Terraform, Destroy Provisioners and Pre-Staging Octopus Deploy Tentacle Certificates

At work we've spent the last 12 months or more rebuilding our platform in Terraform. We previously had automation around deploying the VMs themselves (and Puppet would take over the configuration when the machines came up), but other stuff such as setting up Virtual Networks, VPN gateways and routing, Domain Controllers and whatnot were always partially or totally manual.

With Terraform, we now have the ability to create and destroy an entire environment (which can comprise as much or as little of our platform as we choose) and have the whole process automated end-to-end. Getting there has been hard, and we still have few loose ends here and there that need finishing.

Anyway, this post is about one of the issues that we came across when repeatedly creating/destroying an environment. One of the really useful features of Terraform is the destroy provisioner which is only invoked when you're actually deleting infrastructure. It comes into its own for housekeeping, and also in preparation for the same infrastructure to be recreated without causing problems. A Puppet Master, for example, won't sign a certificate request for a node that it thinks it's already managing, even if the VM has since been blown away and rebuilt. The certificate needs to first be removed so that a node with the same name can submit a new certificate signing request. Solution - destroy provisioner.

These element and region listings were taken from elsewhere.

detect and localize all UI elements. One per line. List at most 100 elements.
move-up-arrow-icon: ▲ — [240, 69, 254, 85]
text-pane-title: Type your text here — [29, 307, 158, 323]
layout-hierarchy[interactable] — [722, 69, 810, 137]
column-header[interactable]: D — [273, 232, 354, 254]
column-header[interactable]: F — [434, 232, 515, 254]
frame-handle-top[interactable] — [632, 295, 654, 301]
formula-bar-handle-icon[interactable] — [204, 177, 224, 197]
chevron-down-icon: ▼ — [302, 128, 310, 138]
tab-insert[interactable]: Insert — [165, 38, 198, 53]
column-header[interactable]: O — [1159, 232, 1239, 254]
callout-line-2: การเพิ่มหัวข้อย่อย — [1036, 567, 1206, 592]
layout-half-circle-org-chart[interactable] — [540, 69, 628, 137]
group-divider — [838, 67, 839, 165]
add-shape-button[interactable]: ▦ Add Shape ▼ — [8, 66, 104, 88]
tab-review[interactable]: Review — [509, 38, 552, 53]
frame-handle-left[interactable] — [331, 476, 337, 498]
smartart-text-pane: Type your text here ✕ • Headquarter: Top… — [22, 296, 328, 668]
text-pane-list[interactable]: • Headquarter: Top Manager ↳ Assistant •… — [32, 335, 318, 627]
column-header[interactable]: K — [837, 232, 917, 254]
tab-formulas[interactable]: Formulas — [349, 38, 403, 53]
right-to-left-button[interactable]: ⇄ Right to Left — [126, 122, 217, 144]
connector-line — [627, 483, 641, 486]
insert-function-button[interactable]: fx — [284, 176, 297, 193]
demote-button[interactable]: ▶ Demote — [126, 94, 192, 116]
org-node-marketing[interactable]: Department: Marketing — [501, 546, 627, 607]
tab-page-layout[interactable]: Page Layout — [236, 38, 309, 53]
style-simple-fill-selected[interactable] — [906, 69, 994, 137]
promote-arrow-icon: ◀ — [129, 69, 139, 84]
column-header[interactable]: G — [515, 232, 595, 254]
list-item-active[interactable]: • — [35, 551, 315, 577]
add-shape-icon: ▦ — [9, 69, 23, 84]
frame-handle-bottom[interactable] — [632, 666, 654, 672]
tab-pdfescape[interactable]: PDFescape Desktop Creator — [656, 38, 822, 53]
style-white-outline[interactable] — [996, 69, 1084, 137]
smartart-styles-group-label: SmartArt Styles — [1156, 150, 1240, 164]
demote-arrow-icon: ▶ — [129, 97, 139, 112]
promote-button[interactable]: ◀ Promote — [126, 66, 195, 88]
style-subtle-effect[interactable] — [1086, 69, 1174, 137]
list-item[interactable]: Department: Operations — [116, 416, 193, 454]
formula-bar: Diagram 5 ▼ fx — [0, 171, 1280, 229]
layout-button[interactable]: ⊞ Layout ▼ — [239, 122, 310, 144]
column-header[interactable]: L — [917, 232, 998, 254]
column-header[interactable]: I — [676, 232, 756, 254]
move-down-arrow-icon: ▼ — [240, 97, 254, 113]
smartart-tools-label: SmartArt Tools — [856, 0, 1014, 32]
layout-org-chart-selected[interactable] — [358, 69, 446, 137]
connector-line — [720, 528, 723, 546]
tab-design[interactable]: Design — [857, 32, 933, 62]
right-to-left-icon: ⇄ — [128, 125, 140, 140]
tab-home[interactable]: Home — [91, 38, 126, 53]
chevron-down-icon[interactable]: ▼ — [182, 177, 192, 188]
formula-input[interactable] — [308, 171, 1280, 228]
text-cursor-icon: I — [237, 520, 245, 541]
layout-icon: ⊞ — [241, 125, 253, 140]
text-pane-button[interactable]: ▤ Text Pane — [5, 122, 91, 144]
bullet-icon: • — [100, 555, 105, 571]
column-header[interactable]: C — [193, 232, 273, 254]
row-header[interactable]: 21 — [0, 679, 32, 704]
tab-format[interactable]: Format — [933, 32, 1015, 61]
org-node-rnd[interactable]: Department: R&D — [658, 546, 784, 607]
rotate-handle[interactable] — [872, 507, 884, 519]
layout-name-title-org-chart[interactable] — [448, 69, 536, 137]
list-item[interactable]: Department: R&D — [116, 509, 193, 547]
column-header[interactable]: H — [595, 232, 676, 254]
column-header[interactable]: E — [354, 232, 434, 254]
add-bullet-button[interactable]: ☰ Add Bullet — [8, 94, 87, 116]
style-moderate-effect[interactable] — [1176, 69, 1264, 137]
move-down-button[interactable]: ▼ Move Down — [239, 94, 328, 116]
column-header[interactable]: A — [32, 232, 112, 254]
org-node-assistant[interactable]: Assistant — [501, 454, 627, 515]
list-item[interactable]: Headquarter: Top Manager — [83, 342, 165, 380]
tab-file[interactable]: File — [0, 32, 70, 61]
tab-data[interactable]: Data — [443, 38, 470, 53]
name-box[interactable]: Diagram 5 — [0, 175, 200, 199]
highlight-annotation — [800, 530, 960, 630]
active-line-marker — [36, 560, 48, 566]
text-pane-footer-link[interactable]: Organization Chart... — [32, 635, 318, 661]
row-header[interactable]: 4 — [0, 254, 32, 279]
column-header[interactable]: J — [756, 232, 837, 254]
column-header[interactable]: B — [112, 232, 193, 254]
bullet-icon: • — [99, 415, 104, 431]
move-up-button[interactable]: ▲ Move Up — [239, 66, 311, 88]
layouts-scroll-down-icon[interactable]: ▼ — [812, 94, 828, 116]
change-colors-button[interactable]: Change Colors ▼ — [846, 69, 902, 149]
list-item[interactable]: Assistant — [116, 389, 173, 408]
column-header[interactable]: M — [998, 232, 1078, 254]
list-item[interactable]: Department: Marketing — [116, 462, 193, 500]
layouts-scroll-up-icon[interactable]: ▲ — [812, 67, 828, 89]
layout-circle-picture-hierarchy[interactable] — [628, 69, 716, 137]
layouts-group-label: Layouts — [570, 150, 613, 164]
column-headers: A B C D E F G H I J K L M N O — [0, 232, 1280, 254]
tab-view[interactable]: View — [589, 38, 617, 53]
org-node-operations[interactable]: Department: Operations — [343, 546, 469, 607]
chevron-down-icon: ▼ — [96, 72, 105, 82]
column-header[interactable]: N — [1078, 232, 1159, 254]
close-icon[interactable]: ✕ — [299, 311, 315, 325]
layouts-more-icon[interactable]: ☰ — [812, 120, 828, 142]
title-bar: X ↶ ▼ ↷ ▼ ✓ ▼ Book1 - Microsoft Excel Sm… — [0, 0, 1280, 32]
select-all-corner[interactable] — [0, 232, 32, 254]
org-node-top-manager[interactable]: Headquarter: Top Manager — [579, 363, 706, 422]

It's the same with Octopus Deploy. A destroy provisioner can be used to remove a machine from a given environment on the OD server as part of the destroy process. When the machine gets recreated, the machine comes up, joins the Puppet Master, and then starts installing stuff like the OD Tentacle which rejoins it to the OD server. Except, under certain circumstances, it didn't.

These "certain circumstances" were when we wanted to perform the initial Puppet Agent run as part of the Terraform provisioning process. This affords us two things: the log output of all the Puppet Agent runs across all nodes are recorded in the console output, and a failed agent run will also bubble the error up to Terraform itself, causing Terraform to mark the apply as failed. If something was broken in Puppet, Terraform could tell us as soon as the environment had been deployed.

What I found was that the OD Tentacle installation process was unable to generate itself a new certificate when the Agent was invoked by Terraform over WinRM. This issue is not specific to Terraform or WinRM, or OD, and it's fairly well documented here - the reason in a nutshell is that the Windows user profile isn't loaded in these circumstances and, without the profile loaded, certain standard Cryptographic functions will not work.

There were a couple of solutions suggested in that Github issue, the most reliable of which was to create a scheduled task on the box which would generate the certificate (the schedule task would, of course, load the user profile if it was told to). These solutions felt a bit grubby and brittle. We need something more robust...

The only step that was having problems was the certificate generation. As well as generating a new certificate, the OD tentacle is also able to import an existing one. So, if we could somehow generate one up-front that could be imported, that would solve it. After looking at a few ways of doing this, I finally tried what turned out to be a much more elegant solution, especially given that we're running Terraform exclusively on Linux or Mac OS.

The OD Tentacle just needs a self-signed certificate in PFX format, including the private key with no password, Base64 encoded. Using the same private key file for all certificates (saved in the current directory as octopus.key), and with a variable $fqdn set to the name of the node that the certificate is intended for, this pipeline will produce a certificate that can be imported by the OD tentacle:

openssl req -x509 -new -key octopus.key -days 3650
-subj "/C=GB/ST=YourState/L=YourCity/O=Your Company/OU=Department/CN=${fqdn}" | openssl pkcs12 -export -inkey octopus.key -passout pass: |
openssl base64

Gist here

This script is invoked by Terraform's External Provider to get the result of the above pipeline, and use it in a file provisioner to copy the certificate to the node being provisioned. After Puppet takes over, the OD Tentacle installer first looks for a certificate file in a known location and imports it if it finds one. If not, it falls back to the old method of generating its own certificate.

Simple and effective. I just wish I had looked at this solution first rather than trying to get around the user profile issue!